Fashion
SIMA hails India’s ECLGS 5.0 support amid West Asia crisis
The revised scheme has been introduced at a time when the textile sector is facing rising operational and financial pressure due to disruptions linked to the West Asia crisis. Reflecting the resilience shown by the industry through improved PMI trends and export performance, the government has expanded the scheme with enhanced eligibility norms and a credit cap of up to ₹5000 million ($52.55 million) for stressed sectors.
The Southern India Mills’ Association (SIMA) welcomed the Government of India’s ECLGS 5.0 scheme, calling it a timely liquidity support measure for the textile industry amid the ongoing West Asia crisis.
The scheme offers collateral-free loans, extended repayment tenure, and enhanced credit support to help textile firms manage rising raw material costs, logistics disruptions, and financial stress.
According to industry sources, the textile sector has been significantly impacted by the prevailing geopolitical tensions, particularly because the man-made fibre segment remains dependent on the Middle East region for critical raw materials. At the same time, exports of value-added textile products have come under pressure due to abnormally high logistics costs and changing global consumption patterns, with buyers increasingly shifting towards lower-cost products.
The government had earlier launched ECLGS in 2020 during the COVID-19 crisis to provide immediate liquidity support to MSMEs and business enterprises facing operational stress. The scheme played a key role in helping companies meet operational liabilities and sustain manufacturing activities during the pandemic period. SIMA noted that ECLGS 5.0 extends similar support at a time when global geopolitical disruptions are again straining industrial operations.
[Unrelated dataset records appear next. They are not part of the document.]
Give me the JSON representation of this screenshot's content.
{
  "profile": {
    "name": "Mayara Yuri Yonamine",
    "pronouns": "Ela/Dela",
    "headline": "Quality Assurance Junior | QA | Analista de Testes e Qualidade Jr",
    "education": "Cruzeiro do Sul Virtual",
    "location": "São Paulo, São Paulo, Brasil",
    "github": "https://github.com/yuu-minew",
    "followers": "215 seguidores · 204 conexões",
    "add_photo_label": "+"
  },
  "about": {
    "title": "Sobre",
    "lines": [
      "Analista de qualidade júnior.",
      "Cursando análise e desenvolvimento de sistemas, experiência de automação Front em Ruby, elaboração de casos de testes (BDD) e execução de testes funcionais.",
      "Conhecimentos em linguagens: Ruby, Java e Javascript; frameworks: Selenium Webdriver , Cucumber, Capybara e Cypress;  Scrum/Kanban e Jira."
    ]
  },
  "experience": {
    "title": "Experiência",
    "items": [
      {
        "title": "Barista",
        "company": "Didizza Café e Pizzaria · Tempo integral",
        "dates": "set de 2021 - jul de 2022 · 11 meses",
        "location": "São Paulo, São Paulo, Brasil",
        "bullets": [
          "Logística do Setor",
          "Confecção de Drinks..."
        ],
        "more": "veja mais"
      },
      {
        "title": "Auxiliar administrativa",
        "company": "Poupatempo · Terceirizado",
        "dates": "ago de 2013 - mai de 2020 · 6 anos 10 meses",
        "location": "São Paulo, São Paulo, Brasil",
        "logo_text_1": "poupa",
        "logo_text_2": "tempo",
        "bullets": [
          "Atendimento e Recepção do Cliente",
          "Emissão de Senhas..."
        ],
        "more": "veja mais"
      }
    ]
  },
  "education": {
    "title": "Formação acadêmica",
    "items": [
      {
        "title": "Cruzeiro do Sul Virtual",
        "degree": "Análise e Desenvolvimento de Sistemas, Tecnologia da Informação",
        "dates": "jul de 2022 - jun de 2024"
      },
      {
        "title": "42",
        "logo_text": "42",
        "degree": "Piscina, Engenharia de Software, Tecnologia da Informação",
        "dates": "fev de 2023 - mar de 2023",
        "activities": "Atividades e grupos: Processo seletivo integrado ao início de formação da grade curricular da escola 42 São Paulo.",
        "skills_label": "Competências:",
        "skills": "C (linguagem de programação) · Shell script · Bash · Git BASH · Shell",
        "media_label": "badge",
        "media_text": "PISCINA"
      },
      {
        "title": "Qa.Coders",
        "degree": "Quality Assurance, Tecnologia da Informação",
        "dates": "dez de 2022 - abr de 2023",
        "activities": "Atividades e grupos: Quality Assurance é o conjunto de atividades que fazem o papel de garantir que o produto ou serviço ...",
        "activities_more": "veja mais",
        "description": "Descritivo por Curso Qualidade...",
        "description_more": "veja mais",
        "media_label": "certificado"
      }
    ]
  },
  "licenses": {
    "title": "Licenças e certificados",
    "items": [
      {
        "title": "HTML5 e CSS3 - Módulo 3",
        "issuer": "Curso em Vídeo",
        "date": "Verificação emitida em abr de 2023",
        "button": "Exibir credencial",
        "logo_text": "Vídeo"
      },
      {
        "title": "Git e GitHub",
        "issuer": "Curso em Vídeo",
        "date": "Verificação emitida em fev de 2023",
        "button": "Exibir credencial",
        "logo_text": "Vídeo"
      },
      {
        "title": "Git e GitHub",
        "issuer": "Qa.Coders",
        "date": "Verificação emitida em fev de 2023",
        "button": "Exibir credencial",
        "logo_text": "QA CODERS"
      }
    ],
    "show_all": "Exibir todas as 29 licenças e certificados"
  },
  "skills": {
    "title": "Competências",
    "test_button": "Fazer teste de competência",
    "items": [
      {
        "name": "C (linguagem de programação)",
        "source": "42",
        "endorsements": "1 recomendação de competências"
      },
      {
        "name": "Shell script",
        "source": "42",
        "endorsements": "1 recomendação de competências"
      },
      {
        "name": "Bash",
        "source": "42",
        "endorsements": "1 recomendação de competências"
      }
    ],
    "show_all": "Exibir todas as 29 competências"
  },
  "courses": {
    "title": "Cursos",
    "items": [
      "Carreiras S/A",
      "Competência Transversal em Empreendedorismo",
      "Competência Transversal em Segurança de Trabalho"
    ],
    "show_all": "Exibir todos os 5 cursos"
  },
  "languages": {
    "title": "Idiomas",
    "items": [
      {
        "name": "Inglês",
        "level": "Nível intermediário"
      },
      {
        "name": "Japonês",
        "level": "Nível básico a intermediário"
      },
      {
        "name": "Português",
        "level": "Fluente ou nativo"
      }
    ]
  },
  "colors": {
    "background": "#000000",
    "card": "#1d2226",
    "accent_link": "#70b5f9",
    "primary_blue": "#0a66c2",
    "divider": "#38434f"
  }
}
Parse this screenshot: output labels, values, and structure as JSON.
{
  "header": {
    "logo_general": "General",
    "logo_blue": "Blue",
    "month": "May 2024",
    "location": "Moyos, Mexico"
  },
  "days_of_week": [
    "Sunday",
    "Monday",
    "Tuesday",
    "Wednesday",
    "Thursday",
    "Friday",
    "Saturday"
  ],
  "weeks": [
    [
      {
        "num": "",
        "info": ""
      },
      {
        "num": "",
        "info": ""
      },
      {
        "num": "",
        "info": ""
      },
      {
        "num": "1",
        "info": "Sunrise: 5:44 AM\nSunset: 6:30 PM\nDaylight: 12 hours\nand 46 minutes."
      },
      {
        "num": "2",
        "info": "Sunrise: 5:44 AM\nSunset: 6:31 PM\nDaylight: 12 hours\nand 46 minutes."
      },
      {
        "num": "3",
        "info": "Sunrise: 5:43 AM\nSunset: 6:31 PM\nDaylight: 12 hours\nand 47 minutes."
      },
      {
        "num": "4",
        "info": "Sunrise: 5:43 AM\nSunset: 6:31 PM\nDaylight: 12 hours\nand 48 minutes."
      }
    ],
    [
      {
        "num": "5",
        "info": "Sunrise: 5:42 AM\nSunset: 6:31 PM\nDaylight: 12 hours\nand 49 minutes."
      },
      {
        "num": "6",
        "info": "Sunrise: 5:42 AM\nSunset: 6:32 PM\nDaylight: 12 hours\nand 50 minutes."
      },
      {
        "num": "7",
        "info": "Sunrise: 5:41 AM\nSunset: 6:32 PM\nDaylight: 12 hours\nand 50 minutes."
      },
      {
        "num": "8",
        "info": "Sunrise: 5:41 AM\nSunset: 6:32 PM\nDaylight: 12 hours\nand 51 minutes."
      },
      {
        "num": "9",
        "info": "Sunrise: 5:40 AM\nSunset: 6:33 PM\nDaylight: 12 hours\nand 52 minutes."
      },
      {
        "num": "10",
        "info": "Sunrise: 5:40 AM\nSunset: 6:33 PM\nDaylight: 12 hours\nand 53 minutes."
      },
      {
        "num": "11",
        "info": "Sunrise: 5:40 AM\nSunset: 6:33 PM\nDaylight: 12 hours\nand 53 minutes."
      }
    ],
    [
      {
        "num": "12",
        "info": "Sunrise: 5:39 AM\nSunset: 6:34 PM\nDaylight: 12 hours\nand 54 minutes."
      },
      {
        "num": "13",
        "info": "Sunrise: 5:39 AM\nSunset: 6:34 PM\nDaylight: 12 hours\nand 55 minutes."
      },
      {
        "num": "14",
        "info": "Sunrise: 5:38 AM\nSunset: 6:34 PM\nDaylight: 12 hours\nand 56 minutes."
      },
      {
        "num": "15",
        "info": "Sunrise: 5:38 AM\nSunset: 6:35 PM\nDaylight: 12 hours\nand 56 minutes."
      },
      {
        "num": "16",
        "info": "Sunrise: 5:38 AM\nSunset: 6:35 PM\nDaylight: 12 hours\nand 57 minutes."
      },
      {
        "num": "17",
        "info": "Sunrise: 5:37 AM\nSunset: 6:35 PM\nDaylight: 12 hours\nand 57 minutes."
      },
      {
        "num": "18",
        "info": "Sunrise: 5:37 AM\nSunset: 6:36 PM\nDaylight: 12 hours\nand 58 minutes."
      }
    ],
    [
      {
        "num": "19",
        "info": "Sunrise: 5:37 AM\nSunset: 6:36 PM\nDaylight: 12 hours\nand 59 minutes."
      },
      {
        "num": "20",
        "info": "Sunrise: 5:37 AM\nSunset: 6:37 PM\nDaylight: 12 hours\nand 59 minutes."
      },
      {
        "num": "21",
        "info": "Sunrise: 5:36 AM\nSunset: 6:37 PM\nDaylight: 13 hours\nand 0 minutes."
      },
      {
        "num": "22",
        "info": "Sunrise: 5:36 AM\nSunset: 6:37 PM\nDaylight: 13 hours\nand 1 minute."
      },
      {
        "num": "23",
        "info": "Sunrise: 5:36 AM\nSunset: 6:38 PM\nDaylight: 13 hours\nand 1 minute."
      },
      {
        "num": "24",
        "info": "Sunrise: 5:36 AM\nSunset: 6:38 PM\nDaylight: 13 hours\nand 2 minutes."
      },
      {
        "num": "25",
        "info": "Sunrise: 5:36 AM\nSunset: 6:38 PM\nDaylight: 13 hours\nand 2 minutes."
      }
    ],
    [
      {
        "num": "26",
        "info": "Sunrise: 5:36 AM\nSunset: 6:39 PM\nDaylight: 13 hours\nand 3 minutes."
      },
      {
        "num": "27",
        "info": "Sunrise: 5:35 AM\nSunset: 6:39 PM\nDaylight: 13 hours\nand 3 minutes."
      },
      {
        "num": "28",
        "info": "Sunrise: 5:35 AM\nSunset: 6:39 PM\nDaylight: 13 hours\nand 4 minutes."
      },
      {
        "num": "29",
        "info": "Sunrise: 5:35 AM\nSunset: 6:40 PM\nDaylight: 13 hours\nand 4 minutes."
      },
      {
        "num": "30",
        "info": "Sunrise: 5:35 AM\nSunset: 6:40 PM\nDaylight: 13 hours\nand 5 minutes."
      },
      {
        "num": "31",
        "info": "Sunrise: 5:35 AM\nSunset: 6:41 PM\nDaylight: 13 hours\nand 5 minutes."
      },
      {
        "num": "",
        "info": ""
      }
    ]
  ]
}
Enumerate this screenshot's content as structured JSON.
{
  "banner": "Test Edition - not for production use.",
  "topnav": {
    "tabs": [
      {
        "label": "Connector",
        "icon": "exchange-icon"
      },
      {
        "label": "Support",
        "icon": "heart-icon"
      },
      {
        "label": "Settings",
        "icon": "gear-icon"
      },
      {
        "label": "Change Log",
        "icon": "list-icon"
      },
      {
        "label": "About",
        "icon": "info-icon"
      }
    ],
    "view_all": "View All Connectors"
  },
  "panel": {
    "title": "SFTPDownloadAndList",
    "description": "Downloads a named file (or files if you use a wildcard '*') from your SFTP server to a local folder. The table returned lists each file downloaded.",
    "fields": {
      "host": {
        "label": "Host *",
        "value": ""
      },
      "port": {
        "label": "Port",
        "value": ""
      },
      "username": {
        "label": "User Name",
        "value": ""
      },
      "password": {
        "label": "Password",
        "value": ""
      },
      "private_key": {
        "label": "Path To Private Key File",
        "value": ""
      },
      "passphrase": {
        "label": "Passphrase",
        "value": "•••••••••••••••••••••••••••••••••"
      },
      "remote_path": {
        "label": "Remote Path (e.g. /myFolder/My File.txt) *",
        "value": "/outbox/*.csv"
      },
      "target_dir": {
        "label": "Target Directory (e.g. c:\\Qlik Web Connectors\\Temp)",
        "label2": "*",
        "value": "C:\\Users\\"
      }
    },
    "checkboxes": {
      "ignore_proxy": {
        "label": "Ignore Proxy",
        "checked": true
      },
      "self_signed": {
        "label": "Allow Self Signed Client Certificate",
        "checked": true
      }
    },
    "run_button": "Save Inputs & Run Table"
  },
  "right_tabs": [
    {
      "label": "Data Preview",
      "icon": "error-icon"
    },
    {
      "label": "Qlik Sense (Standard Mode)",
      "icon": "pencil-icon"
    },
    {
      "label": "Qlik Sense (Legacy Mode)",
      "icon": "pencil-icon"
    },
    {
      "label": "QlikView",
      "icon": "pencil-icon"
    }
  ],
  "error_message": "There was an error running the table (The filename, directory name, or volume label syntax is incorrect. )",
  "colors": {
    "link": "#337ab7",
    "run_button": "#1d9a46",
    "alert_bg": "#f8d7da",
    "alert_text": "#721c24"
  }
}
In a press release, SIMA Chairman Durai Palanisamy expressed gratitude to Prime Minister Narendra Modi and the government for introducing the enhanced scheme. He said ECLGS 5.0 would provide critical liquidity support to businesses affected by the ongoing West Asia crisis and help the industry manage financial stress more effectively.
According to SIMA, the scheme covers both MSME and non-MSME sectors and offers loans with a repayment tenure of up to five years. Loan sanctions under the scheme will remain available until March 31, 2027, while borrowers will also benefit from a one-year moratorium on principal repayment.
The association highlighted that the scheme enables additional credit support of up to 20 per cent of the peak working capital as of the last quarter of the recently concluded fiscal 2025-26, subject to a maximum limit of ₹100 crore per borrower. The facility is fully collateral-free and does not carry any guarantee fee, making it highly accessible and beneficial for the textile industry.
Palanisamy pointed out that inadequate working capital has emerged as one of the biggest challenges for textile manufacturers, affecting their ability to maintain production capacity, retain workers, procure essential raw materials, and service existing bank loans. He further stated that ECLGS 5.0 would play a crucial role in stabilising production, safeguarding employment, and sustaining the textile industry’s contribution to exports and economic growth, especially at a time when raw cotton prices are witnessing abnormal and frequent fluctuations.
SIMA also emphasised that ECLGS 5.0, along with the TEEM scheme and the Mission for Cotton Productivity approved in the recent Union Budget with an outlay of ₹5,659.22 crore, would provide a strong boost to the long-term growth and competitiveness of the Indian textile industry in both domestic and international markets.
The association added that government initiatives related to export risk mitigation, logistics and trade facilitation, and the creation of new strategic markets through free trade agreements (FTAs) would help the textile sector maintain stability and competitiveness despite continuing geopolitical disruptions.